Quais foram as maiores dificuldades que você enfrentou para fazer o filme?
De longe, foi encontrar o garoto. A segunda foi logística. Tivemos de procurar novas locações, pois as escolhidas estavam verdejantes, e não era bem disso que precisávamos. Fizemos deslocamentos colossais no Nordeste, de 1.500 a 2.000 quilômetros.
A crítica achou seu primeiro filme, A Grande Arte, bem-feito, porém frio. Ninguém acusou o segundo, Terra Estrangeira, de frio, pelo contrário, mas nada fazia prever que Central do Brasil fosse um filme tão emocionante, tão comovente. Há alguma explicação para essa mudança?
Não sei dizer por quê, mas certamente Socorro Nobre foi um divisor de águas. Depois veio Terra Estrangeira e o prazer de filmar ficção com uma equipe mínima, do jeito que eu aprendi a trabalhar, dirigindo documentários. Fiz coisas na base da intuição do momento, que não conseguira fazer no primeiro filme por me sentir de mãos atadas pela envergadura da produção e pela inexperiência.

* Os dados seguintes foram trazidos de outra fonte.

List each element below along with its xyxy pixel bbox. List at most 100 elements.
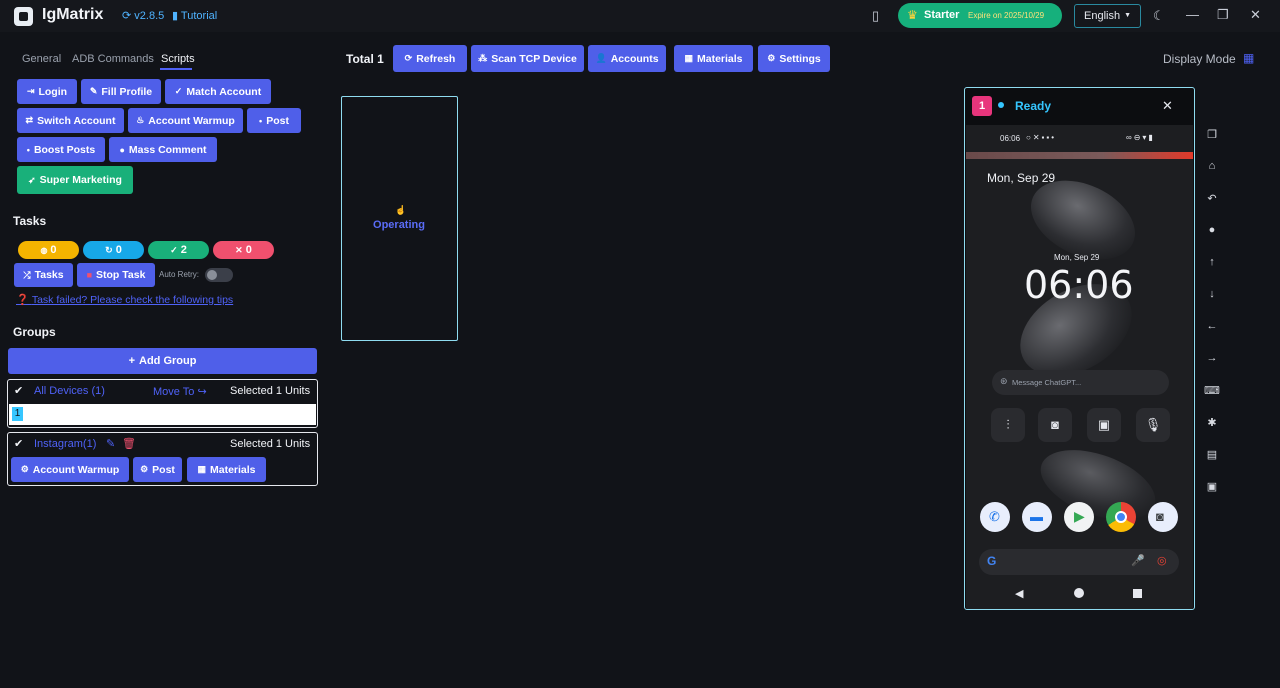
materials-button[interactable]: ▦ Materials	[674, 45, 753, 72]
google-search-bar[interactable]: G 🎤 ◎	[979, 549, 1179, 575]
maximize-icon[interactable]: ❐	[1217, 7, 1229, 23]
group-post-button[interactable]: ⚙ Post	[133, 457, 182, 482]
phone-screen[interactable]: 06:06 ○✕▪▪• ∞⊖▾▮ Mon, Sep 29 Mon, Sep 29…	[966, 125, 1193, 609]
voice-icon[interactable]: ⫶	[991, 408, 1025, 442]
accounts-button[interactable]: 👤 Accounts	[588, 45, 666, 72]
group-materials-button[interactable]: ▦ Materials	[187, 457, 266, 482]
add-group-button[interactable]: + Add Group	[8, 348, 317, 374]
edit-icon[interactable]: ✎	[106, 437, 115, 450]
back-nav-icon[interactable]: ◀	[1015, 587, 1023, 600]
mic-icon[interactable]: 🎙	[1136, 408, 1170, 442]
title-bar: IgMatrix ⟳ v2.8.5 ▮ Tutorial ▯ ♛ Starter…	[0, 0, 1280, 32]
failed-count-badge[interactable]: ✕ 0	[213, 241, 274, 259]
grid-icon: ▦	[197, 464, 206, 474]
login-button[interactable]: ⇥ Login	[17, 79, 77, 104]
arrow-left-icon[interactable]: ←	[1202, 320, 1222, 352]
tab-scripts[interactable]: Scripts	[161, 53, 195, 65]
grid-view-icon[interactable]: ▦	[1243, 51, 1254, 65]
dark-mode-icon[interactable]: ☾	[1153, 8, 1165, 24]
group-all-devices-label[interactable]: All Devices (1)	[34, 385, 105, 397]
plan-badge[interactable]: ♛ Starter Expire on 2025/10/29	[898, 3, 1062, 28]
tutorial-link[interactable]: ▮ Tutorial	[172, 9, 217, 22]
screenshot-icon[interactable]: ❐	[1202, 128, 1222, 160]
tab-adb-commands[interactable]: ADB Commands	[72, 53, 154, 65]
group-instagram-label[interactable]: Instagram(1)	[34, 438, 96, 450]
tab-general[interactable]: General	[22, 53, 61, 65]
arrow-down-icon[interactable]: ↓	[1202, 288, 1222, 320]
mic-icon: 🎤	[1131, 555, 1145, 567]
account-warmup-button[interactable]: ♨ Account Warmup	[128, 108, 243, 133]
rocket-icon: ➶	[28, 174, 36, 185]
messages-app-icon[interactable]: ▬	[1022, 502, 1052, 532]
group-all-devices: ✔ All Devices (1) Move To ↪ Selected 1 U…	[7, 379, 318, 428]
chrome-icon[interactable]	[1106, 502, 1136, 532]
home-nav-icon[interactable]	[1074, 588, 1084, 598]
total-count: Total 1	[346, 52, 384, 66]
bulb-icon[interactable]: ●	[1202, 224, 1222, 256]
running-count-badge[interactable]: ◍ 0	[18, 241, 79, 259]
book-icon: ▮	[172, 10, 181, 22]
camera-icon[interactable]: ◙	[1038, 408, 1072, 442]
mass-comment-button[interactable]: ● Mass Comment	[109, 137, 217, 162]
instagram-selected-count: Selected 1 Units	[230, 438, 311, 450]
keyboard-icon[interactable]: ⌨	[1202, 384, 1222, 416]
chatgpt-widget[interactable]: ⊛ Message ChatGPT...	[992, 370, 1169, 395]
home-icon[interactable]: ⌂	[1202, 160, 1222, 192]
image-icon[interactable]: ▣	[1087, 408, 1121, 442]
fill-profile-button[interactable]: ✎ Fill Profile	[81, 79, 161, 104]
auto-retry-toggle[interactable]	[205, 268, 233, 282]
close-window-icon[interactable]: ✕	[1250, 7, 1261, 23]
system-status-icons: ∞⊖▾▮	[1126, 133, 1155, 142]
gear-icon: ⚙	[767, 53, 776, 63]
stop-task-button[interactable]: ■ Stop Task	[77, 263, 155, 287]
back-icon[interactable]: ↶	[1202, 192, 1222, 224]
tasks-button[interactable]: ⤮ Tasks	[14, 263, 73, 287]
play-store-icon[interactable]: ▶	[1064, 502, 1094, 532]
lockscreen-clock: 06:06	[1024, 263, 1134, 307]
camera-app-icon[interactable]: ◙	[1148, 502, 1178, 532]
device-list: 1	[9, 404, 316, 425]
minimize-icon[interactable]: —	[1186, 7, 1199, 22]
post-button[interactable]: • Post	[247, 108, 301, 133]
close-icon[interactable]: ✕	[1162, 98, 1173, 114]
trash-icon[interactable]: 🗑	[122, 437, 136, 450]
sidebar-toggle-icon[interactable]: ▯	[872, 8, 879, 24]
device-index-badge: 1	[972, 96, 992, 116]
phone-app-icon[interactable]: ✆	[980, 502, 1010, 532]
refresh-button[interactable]: ⟳ Refresh	[393, 45, 467, 72]
pointer-icon: ☝	[395, 205, 407, 215]
settings-icon[interactable]: ✱	[1202, 416, 1222, 448]
move-to-link[interactable]: Move To ↪	[153, 385, 207, 398]
clock-date: Mon, Sep 29	[1054, 253, 1100, 262]
file-icon[interactable]: ▤	[1202, 448, 1222, 480]
pending-count-badge[interactable]: ↻ 0	[83, 241, 144, 259]
lens-icon: ◎	[1157, 555, 1167, 567]
refresh-icon: ⟳	[404, 53, 413, 63]
checkbox-instagram[interactable]: ✔	[14, 437, 23, 450]
version-label[interactable]: ⟳ v2.8.5	[122, 9, 164, 22]
ruler-strip	[966, 152, 1193, 159]
groups-title: Groups	[13, 325, 56, 339]
success-count-badge[interactable]: ✓ 2	[148, 241, 209, 259]
app-logo-icon	[14, 7, 33, 26]
boost-posts-button[interactable]: • Boost Posts	[17, 137, 105, 162]
lock-icon[interactable]: ▣	[1202, 480, 1222, 512]
match-account-button[interactable]: ✓ Match Account	[165, 79, 271, 104]
arrow-up-icon[interactable]: ↑	[1202, 256, 1222, 288]
chatgpt-icon: ⊛	[1000, 376, 1008, 386]
tasks-title: Tasks	[13, 214, 47, 228]
chatgpt-input: Message ChatGPT...	[1012, 378, 1082, 387]
language-select[interactable]: English ▼	[1074, 4, 1141, 28]
device-card[interactable]: ☝ Operating	[341, 96, 458, 341]
arrow-right-icon[interactable]: →	[1202, 352, 1222, 384]
scan-tcp-button[interactable]: ⁂ Scan TCP Device	[471, 45, 584, 72]
group-account-warmup-button[interactable]: ⚙ Account Warmup	[11, 457, 129, 482]
recents-nav-icon[interactable]	[1133, 589, 1142, 598]
settings-button[interactable]: ⚙ Settings	[758, 45, 830, 72]
loading-icon: ↻	[105, 244, 113, 255]
switch-account-button[interactable]: ⇄ Switch Account	[17, 108, 124, 133]
super-marketing-button[interactable]: ➶ Super Marketing	[17, 166, 133, 194]
device-tag[interactable]: 1	[12, 407, 23, 421]
help-link[interactable]: ❓ Task failed? Please check the followin…	[16, 293, 233, 306]
checkbox-all-devices[interactable]: ✔	[14, 384, 23, 397]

Foi o prazer que liberou seu sentimento?
Foi. Hoje, tenho a sensação de não estar dirigindo um filme, mas de ser parte dele. Devo muito à Daniela (Thomas) a descoberta de que ensaiar é tão importante no cinema como no teatro.
Para você, que viveu muitos anos no exterior, fazer Central do Brasil foi uma maneira de conhecer melhor o país?

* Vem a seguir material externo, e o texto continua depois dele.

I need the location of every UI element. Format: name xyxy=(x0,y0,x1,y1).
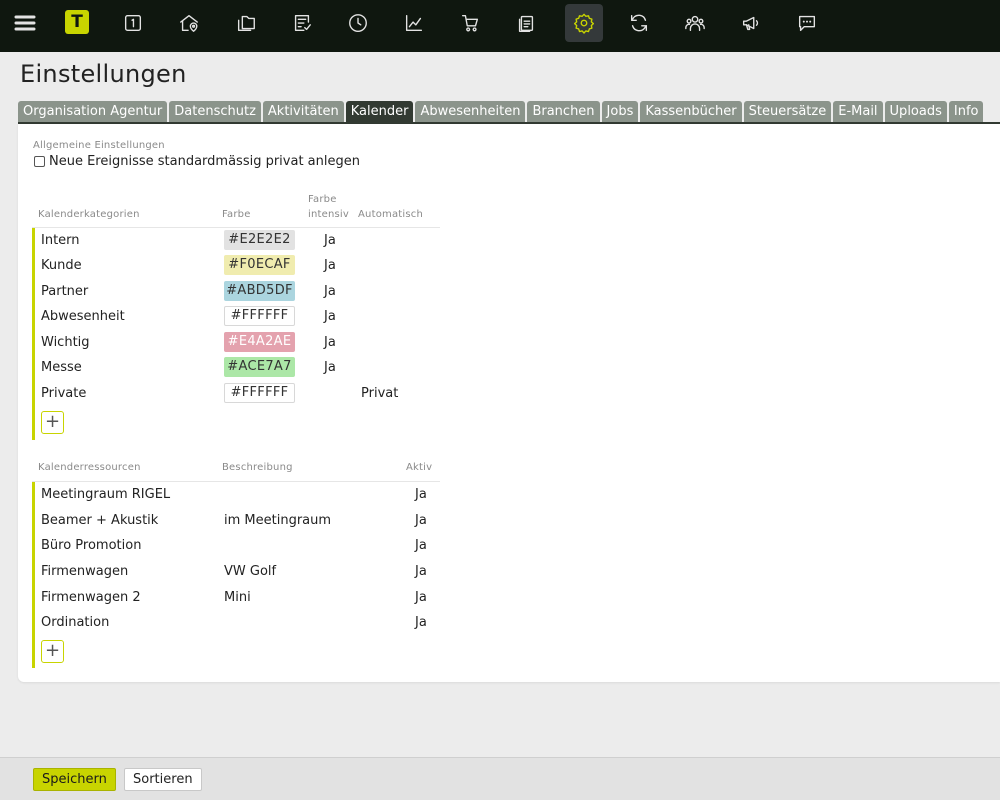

Terra foi uma tentativa de entender o momento em que 1 milhão de brasileiros saíram daqui. Em Central, é a migração. Se você reparar bem, Central complementa Terra. O último fala da emigração, e Central, da migração interna. O motor narrativo de ambos é uma perda: a perda de um país e a perda de um pai.
O que você acha da entrada da TV Globo no mercado cinematográfico?
Acho que a Globo está entrando nisso por oportunismo. Ela se mete em todas as áreas em que exista viabilidade econômica. E, pela primeira vez, existe essa possibilidade no cinema brasileiro. Número um: isso é proibido por lei. As emissoras de TV são proibidas de captar recursos da lei do audiovisual para fazer cinema. A lei que está aí deveria, na verdade, gerar pluralidade na produção audiovisual brasileira, e não aumentar a concentração que hoje existe.
E fazer cinema para a televisão? Você acha que poderia melhorar o nível da TV e levar o cinema para mais gente?
É uma questão complexa. Nos Estados Unidos, as televisões são proibidas de fazer ficção. Só podem fazer jornalismo e esporte. Uma indústria se formou para alimentar não só as estações de sinal aberto como as de TV a cabo. Isso gera emprego e também uma pluralidade de pontos de vista. Não há esperança de que, no Brasil, a coisa vá mudar. No fundo, é uma questão que diz respeito à democracia.